In the latest assessment of the battle between carotid endarterectomy or stenting, the surgical procedure appears to carry less risk of stroke and death, according to a meta-analysis.
Stenting was associated with a 31% increased risk of the periprocedural composite outcome of death, myocardial infarction, or stroke, Deepak L. Bhatt, MD, MPH, of Veterans Affairs Boston Healthcare System, and colleagues reported in the Archives of Neurology.
Yet stented patients had a decreased risk of periprocedural myocardial infarction or cranial nerve palsies, they said.
“Strategies are urgently needed to identify patients who are best served by stenting versus endarterectomy,” they wrote.
There have been several studies to determine the advantages of each procedure, but more recent trials have showed an increased risk of harm with carotid artery stenting. (See Endarterectomy Safer than Carotid Stenting in Symptomatic Patients and Excess Stroke, MI, and Death Seen with Carotid Stenting)
So the researchers conducted a meta-analysis of 13 randomized controlled trials totaling 7,477 patients, who were followed for a mean of 2.7 years.
They found that stenting was associated with an increased risk of the periprocedural composite outcome of death, MI, or stroke (OR 1.31, 95% CI 1.08 to 1.59).
The procedure also was associated with a 65% increased risk of death or stroke, and a 67% increased risk of any stroke, they said.
Yet there was also a 55% reduced risk of myocardial infarction alone, as well as an 85% reduction in cranial nerve injury with stenting, compared with surgery.
In addition to the periprocedural outcomes, which overall favored surgery, the researchers found that the increased risk seen with stenting continues to be seen in the intermediate-to-long-term periods as well.

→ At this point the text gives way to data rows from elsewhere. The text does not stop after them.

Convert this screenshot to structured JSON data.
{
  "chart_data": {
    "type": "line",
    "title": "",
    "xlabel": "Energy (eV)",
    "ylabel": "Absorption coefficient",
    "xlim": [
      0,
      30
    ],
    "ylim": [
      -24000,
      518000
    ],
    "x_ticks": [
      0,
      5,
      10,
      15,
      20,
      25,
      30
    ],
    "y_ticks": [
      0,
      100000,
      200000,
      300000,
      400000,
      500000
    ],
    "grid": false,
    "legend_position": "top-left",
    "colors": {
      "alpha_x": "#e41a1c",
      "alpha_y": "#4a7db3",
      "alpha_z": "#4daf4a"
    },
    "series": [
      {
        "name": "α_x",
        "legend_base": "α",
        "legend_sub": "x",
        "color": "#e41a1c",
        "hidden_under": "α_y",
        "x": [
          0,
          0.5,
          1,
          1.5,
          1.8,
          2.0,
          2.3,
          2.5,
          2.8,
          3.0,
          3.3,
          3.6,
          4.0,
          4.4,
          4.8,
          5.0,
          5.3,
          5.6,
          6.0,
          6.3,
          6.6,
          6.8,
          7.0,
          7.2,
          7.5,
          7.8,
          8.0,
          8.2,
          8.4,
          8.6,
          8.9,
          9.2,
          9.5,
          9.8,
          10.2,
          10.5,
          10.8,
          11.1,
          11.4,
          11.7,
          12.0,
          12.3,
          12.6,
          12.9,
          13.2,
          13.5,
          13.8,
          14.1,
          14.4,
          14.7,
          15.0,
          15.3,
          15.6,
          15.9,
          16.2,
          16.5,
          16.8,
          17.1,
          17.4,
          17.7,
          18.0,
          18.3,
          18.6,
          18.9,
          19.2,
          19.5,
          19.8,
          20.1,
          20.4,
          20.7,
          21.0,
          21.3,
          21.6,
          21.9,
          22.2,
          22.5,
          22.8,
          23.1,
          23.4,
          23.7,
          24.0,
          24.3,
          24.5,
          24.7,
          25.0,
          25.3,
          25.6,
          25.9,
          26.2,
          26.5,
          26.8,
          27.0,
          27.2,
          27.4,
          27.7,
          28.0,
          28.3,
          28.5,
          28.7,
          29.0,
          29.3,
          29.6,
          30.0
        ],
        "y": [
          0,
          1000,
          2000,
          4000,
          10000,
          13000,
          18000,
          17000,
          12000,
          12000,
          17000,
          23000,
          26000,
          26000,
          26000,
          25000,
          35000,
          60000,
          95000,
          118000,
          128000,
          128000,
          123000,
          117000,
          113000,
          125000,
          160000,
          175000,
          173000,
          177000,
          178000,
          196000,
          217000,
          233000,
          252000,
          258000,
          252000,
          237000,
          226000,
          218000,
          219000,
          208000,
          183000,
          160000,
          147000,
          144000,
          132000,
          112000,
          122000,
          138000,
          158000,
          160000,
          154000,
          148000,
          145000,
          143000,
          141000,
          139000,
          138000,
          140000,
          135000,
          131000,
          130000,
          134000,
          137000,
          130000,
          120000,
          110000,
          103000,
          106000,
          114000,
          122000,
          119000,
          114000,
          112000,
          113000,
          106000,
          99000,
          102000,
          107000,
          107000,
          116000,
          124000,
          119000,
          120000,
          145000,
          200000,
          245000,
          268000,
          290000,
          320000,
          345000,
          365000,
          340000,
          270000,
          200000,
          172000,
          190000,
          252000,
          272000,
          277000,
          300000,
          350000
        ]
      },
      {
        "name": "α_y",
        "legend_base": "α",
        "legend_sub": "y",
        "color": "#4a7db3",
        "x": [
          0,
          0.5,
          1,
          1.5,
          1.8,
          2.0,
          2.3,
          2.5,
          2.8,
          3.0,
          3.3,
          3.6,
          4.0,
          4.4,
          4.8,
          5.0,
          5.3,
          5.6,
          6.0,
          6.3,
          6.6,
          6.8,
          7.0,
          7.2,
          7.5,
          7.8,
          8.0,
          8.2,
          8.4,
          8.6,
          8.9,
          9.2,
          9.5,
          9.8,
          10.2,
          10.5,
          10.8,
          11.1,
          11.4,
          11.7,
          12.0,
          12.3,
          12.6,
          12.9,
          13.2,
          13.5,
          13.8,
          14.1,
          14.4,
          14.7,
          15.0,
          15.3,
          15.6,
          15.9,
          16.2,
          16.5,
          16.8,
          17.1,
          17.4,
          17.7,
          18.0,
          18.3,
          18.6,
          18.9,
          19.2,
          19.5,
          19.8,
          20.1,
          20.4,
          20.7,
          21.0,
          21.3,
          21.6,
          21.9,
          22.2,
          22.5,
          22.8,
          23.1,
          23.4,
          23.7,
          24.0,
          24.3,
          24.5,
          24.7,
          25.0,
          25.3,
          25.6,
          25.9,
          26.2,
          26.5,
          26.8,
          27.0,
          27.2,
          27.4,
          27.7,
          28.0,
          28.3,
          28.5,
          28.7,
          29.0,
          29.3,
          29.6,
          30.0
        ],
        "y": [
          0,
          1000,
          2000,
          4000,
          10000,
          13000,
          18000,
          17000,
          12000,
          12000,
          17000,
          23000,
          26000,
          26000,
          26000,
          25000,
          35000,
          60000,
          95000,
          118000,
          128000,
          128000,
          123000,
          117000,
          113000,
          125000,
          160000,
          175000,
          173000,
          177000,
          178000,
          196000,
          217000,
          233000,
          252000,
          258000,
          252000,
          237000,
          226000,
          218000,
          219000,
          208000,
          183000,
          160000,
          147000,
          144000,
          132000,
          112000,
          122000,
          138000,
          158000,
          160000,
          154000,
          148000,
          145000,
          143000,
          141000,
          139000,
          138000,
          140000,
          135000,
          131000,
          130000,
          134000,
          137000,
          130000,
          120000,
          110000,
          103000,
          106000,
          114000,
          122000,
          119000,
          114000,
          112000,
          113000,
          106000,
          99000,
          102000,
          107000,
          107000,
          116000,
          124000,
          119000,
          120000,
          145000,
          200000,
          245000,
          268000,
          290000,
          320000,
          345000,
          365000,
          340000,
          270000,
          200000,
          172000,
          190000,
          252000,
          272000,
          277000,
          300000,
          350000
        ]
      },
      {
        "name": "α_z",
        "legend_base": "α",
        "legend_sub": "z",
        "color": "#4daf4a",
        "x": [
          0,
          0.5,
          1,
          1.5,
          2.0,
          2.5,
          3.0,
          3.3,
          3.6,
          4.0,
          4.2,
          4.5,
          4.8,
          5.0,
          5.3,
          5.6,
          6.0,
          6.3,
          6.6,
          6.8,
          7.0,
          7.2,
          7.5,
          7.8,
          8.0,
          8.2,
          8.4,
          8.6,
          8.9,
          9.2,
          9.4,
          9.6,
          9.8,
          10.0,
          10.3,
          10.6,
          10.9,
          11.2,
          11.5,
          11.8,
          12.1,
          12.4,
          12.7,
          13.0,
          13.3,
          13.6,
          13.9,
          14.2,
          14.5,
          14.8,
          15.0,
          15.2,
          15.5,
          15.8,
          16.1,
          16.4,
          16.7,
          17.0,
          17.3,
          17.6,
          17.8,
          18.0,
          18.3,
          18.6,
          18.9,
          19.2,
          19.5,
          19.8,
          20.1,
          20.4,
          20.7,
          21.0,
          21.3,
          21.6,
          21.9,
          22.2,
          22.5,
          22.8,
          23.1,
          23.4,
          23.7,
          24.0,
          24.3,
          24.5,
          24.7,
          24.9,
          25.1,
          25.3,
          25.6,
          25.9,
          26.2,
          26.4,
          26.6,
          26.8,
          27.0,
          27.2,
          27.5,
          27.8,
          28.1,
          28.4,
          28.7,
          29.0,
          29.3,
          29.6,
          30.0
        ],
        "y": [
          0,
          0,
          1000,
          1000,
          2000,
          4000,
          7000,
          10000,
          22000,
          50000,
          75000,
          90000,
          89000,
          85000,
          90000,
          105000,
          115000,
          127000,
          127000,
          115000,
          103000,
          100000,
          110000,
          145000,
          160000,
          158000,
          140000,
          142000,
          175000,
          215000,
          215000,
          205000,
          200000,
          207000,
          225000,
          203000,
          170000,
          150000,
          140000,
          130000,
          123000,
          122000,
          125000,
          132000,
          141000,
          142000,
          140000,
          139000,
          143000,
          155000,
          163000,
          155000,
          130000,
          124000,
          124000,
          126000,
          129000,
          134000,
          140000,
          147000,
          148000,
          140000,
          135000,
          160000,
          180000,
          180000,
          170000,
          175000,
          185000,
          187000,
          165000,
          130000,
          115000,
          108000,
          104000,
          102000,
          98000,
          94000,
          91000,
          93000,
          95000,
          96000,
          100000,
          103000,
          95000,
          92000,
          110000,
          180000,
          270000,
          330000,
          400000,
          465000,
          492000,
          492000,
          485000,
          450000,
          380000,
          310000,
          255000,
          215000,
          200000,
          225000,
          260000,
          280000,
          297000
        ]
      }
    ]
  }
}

Yet there is still “an urgent need to develop risk scores to select participants who have a low risk of periprocedural complications following stenting,” they wrote.
And there is also a need for innovation to prevent embolization during carotid stenting, they added.
In an accompanying editorial, Louis Caplan, MD, of Beth Israel Deaconess Medical Center in Boston, and Thomas Brott, MD, of the Mayo Clinic in Jacksonville, Fla., wrote that the take-home message is that “both procedures are effective.”
“Both procedures showed a relatively low rate of serious complications. Surgery is superior concerning some outcomes, stenting seems to have advantages in others.”
They noted that stenting is a newer technology and will have a significant learning curve not seen with endarterectomy, which has been practiced for a longer period of time.
Age also appears to make a difference, they said, because stenting “seems to show better outcomes in younger patients while surgical results have been better in older patients.”
They also noted that another option may be altogether better: “Aggressive medical treatment of blood lipids, blood pressure, and antiplatelets, along with lifestyle changes, may be as good as or better than either surgery or stenting at stroke and MI prevention.”
The editorialists compared the meta-analysis to a horse race in which races run under different circumstances, including weather and track conditions, with different owners and bettors having different stakes in the outcome.
The authors noted limitations of the meta-analysis, including lack of medication data, different outcomes reported in different trials, and absence of enzyme measurements from some trials which could lead to under-reporting of periprocedural myocardial infarction.